Il faut stopper l'hémorragie de démissions à l'hôpital. Parce que les personnels n'ayant aucun espoir d'amélioration de leurs conditions de travail et de leur rémunération quittent massivement l'hôpital. Nous étions déjà en déficit de personnel. Mais là, on assiste à ce qu'on appelle la grande démission, tout personnel confondu. Il faut remettre à plat le système. En Allemagne et en Autriche, tous les médecins participent à ce qu'on appelle la permanence des soins. Ils prennent des gardes. Si on avait demandé à l'ensemble des médecins de faire un effort – qu'ils soient soit généralistes, spécialistes en ville, qu'ils travaillent en clinique, à l'hôpital – de faire des gardes de nuit, de week-ends et jours fériés, on aurait pu trouver une solution. Là, la solution c'est : il n'y a pas de médecin, on ferme. Et pire que tout. Imaginez que dans les véhicules du Samu, vous n'aurez plus de médecin, vous aurez une infirmière. Tout retard à la prise en charge d'un patient, c'est ce qu'on appelle pudiquement une perte de chance par défaut de moyens. Ce sont des morts évitables.

Comment éviter ces démissions de soignants ?

Il faut arrêter d'être dans le déni sur la réalité de la situation. On continue à nous proposer des restructurations d'hôpitaux avec des fermetures de lits alors qu'on manque de lits. Le Ségur de la santé devait soi-disant tout résoudre. Mais malgré l'augmentation de 183 euros, qui est une prime, les infirmières françaises gagnent toujours moins en parité de pouvoir d'achat que leurs collègues mexicaines. C'est ça la réalité. Rien n'a été fait depuis trois ans. Quand en 2019 il y avait une crise dans les urgences, nous demandions un plan de formation et d'embauches massives à l'hôpital.

"Beaucoup de services sont fermés parce qu'ils manquent de personnel soignant. Il faut remettre à plat l'organisation du système. Là, on ne change rien au système."

Christophe Prudhomme, porte-parole de l'Association des médecins urgentistes de France

à franceinfo

On continue à ne pas réguler l'installation des médecins, on continue à les rémunérer à l'acte, on continue à avoir des hôpitaux ou il y a des services de spécialités qui ne correspondent plus aux malades. Il va bien falloir, à un moment donné, arrêter de bricoler. Les mesures qui sont proposées par le rapport Braun, c'est du bricolage. Les conséquences, c'est qu'à la rentrée on aura encore des démissions.
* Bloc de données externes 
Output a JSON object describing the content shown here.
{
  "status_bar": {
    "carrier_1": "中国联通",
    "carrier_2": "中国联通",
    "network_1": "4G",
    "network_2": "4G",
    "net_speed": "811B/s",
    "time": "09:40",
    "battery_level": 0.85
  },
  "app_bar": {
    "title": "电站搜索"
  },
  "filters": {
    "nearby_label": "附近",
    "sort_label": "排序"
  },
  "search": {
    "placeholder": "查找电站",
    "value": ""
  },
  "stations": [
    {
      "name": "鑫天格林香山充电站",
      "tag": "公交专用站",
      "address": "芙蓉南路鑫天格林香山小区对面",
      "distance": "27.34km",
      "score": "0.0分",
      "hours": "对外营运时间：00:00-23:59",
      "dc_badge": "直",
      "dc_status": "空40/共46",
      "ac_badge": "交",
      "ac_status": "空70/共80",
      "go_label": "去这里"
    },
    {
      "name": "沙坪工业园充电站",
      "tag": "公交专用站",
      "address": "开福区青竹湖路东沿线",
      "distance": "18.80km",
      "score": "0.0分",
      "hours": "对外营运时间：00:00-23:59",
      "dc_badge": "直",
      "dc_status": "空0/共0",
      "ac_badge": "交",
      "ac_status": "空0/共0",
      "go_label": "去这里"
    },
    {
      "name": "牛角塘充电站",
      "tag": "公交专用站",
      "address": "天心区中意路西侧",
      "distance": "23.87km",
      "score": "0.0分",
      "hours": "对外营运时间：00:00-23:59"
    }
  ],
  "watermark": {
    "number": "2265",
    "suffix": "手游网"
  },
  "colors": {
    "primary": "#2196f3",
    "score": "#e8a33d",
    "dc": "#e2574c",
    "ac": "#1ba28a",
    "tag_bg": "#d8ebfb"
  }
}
Et l'hiver prochain sera pire que cet été. C'est une question politique. Je demande un débat en urgence à l'Assemblée nationale sur l'avenir de notre système de santé. Est-ce que le système de santé relève du service public ? Ou est-ce qu'on continue à bricoler avec du public, du privé ? Si on veut aller vers un système à l'américaine, que monsieur Macron nous le disent. Mais le système à l'américaine, ce sont des inégalités massives avec des conséquences pour la population qui sont catastrophiques.